Selon Geert Dancet, directeur exécutif de l’AEPC, toutes les entreprises devraient prendre note de la liste des produits candidats. Il est à son avis essentiel qu’elles se rendent compte que l’inclusion de substances dans cette liste engendre immédiatement de nouvelles obligations juridiques pour la communication dans la chaîne d’approvisionnement.
Selon l’AEPC, ces obligations sont liées aux substances classées elles-mêmes, à leur préparation ainsi qu’à d’autres produits.
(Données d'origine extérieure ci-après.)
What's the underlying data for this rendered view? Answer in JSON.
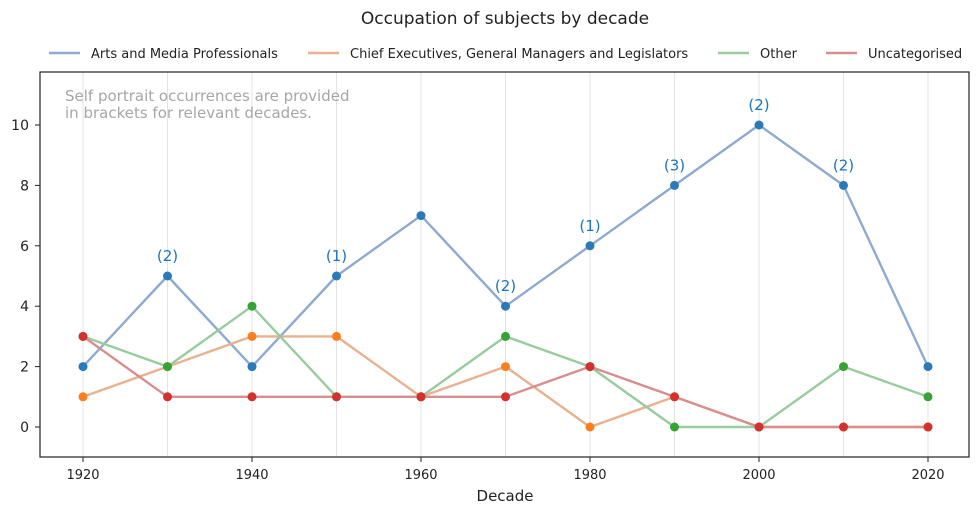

Elles concernent principalement l’obligation des fournisseurs, producteurs et importateurs à procurer des informations à leurs clients et aux consommateurs, à informer l’AEPC ou à fournir des données sur la sécurité.
La liste des produits candidats contient quinze substances extrêmement préoccupantes, alors que 28 autres substances figurent déjà dans un autre registre qui comprend une liste de produits chimiques que les pays de l’UE ou la Commission européenne prévoit d’inclure dans la liste des candidats.
Depuis l’ouverture en juin de l’enregistrement général des substances pour des examens de sécurité et pour inscription, plus de 600 000 substances ont déjà été préenregistrées par les entreprises sur le portail REACH-IT de l’AEPC. Alors que le délai du 1er décembre approche, l’agence a annoncé une augmentation de l’activité sur le portail, laquelle implique des retards dans le traitement des dossiers soumis.
Les substances de la liste des candidats figureront sur une liste prioritaire, ce qui signifie qu’elles seront soumises à un examen spécial avant d’être autorisées. La liste prioritaire sera donc rédigée sur la base de la liste des candidats. Sa publication est prévue pour juin 2009.